Der Umgang mit Farben ist auch emotional. Als ich noch jünger war (ja, da gab es die Welt schon!), hatte ich ein ausgesprochenes Faible für die Farbe Rot. Eine ganze Zeit trug ich fast ständig einen roten Overall. Als ich ihn das erste Mal anzog, fühlte es sich für mich an, als wäre ich in meine richtige Haut geschlüpft

Eine weitere sehr komplexe Leistung des Gehirns bei der Farbwahrnehmung ist die soge­nannte Farbkonstanz. Das bedeutet, daß mir beispielsweise eine reife Tomate unabhängig von den Lichtverhältnissen immer als rot erscheint. Zwar nehmen ich dabei durchaus andere farbliche Nuancen war, aber die Farbe wird als Rot erkannt. Das setzt allerdings ein Mindest­maß an Helligkeit voraus. Sinkt sie unter eine bestimmte Schwelle, werden nur Grauschat­tierungen wahrgenommen, da nur die Stäbchen aktiviert werden. Trickreich mischt dann das Gehirn die erinnerten Farbwerte dazu, so daß auch die Dämmerung nicht farblos bleibt. Wirklich sehen tun wir diese Farben also nicht, sie sind Interpretation. Da treibt es das Gehirn mal richtig bunt.

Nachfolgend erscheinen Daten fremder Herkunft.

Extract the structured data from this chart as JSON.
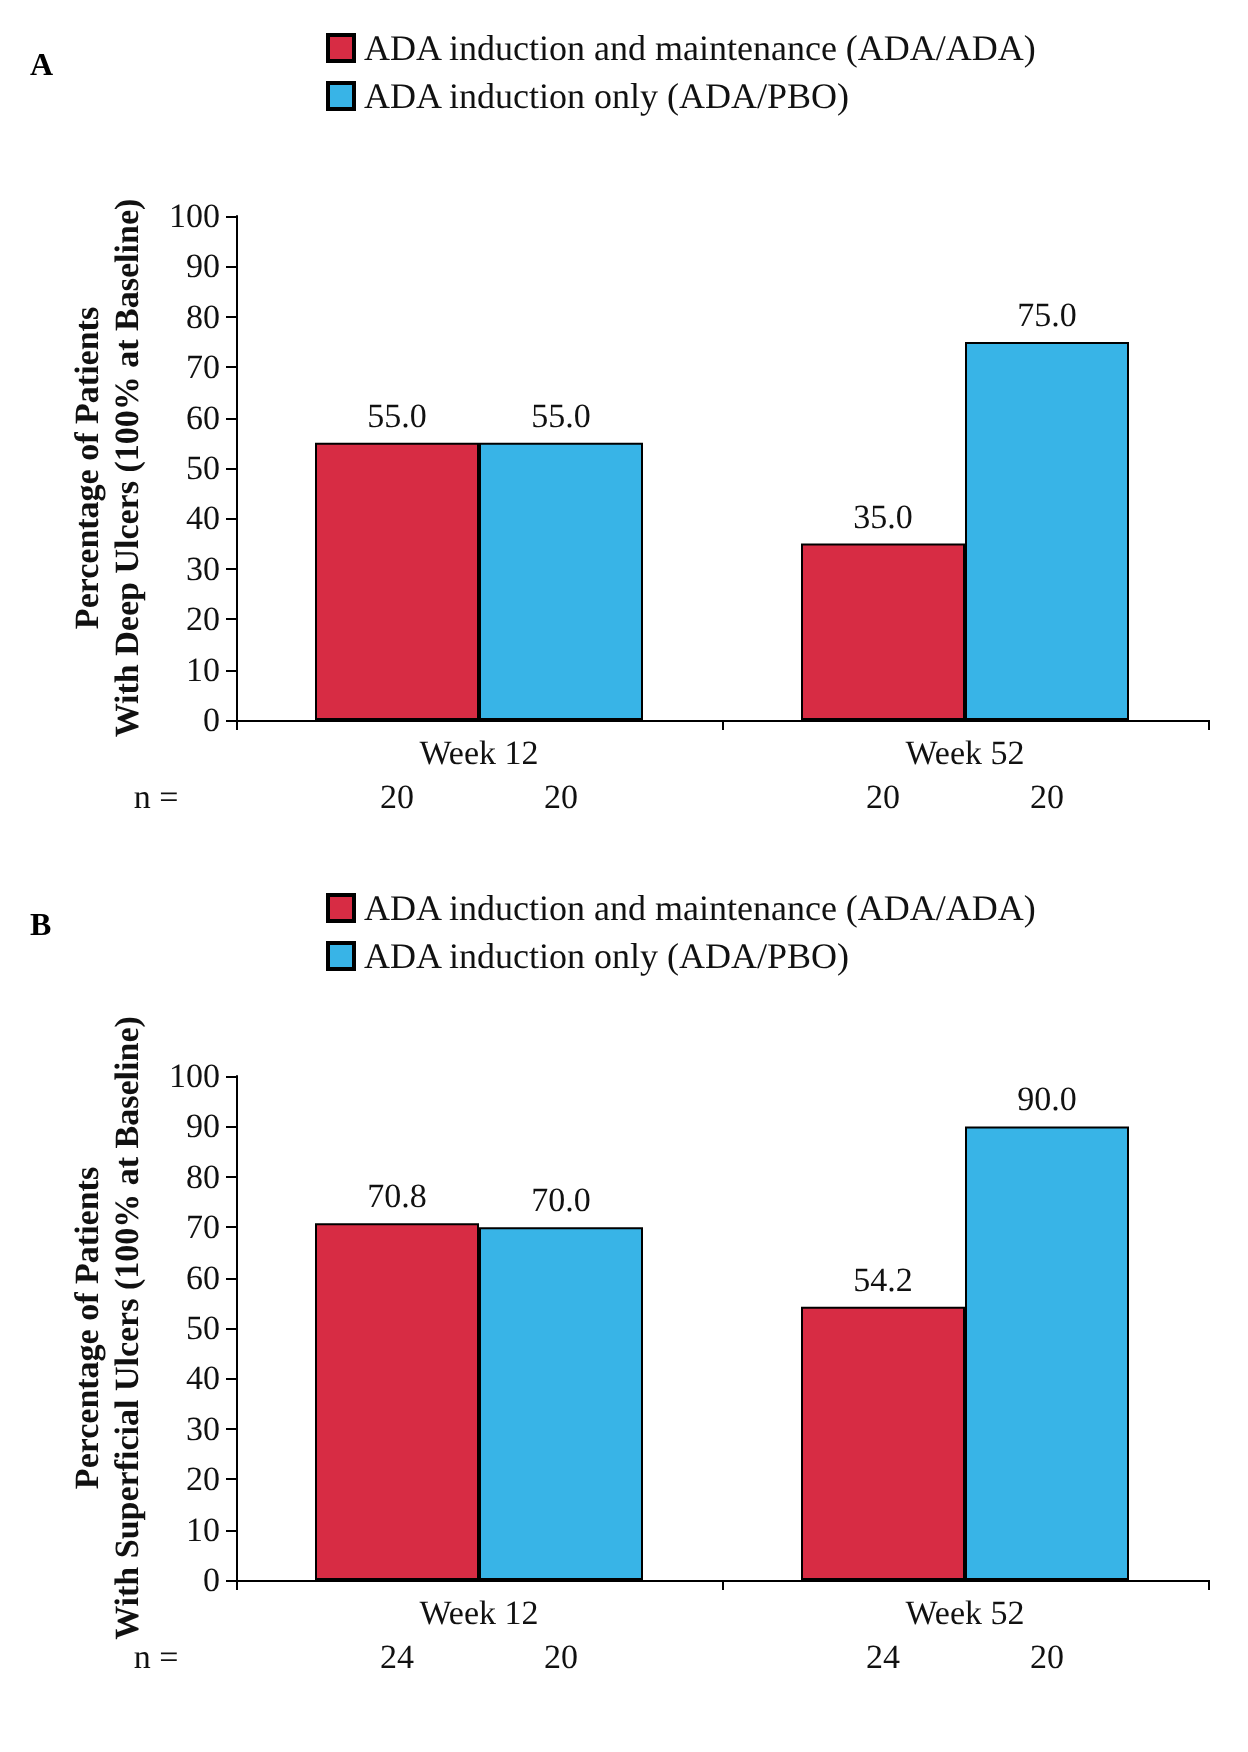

Das Sehen von Farben ist bei Tieren durchaus vorhanden, aber nicht bei allen Tierarten. Das berühmet rote Tuch beim Stierkampf ist für den Stier von der Farbe her völlig uninteressant, ihn interessiert nur die Bewegung des Stoffes.

Das Farbsehen ist also ein reizvolles evolutionäres Accessoire. Nicht zwingend notwendig, aber doch ganz nett.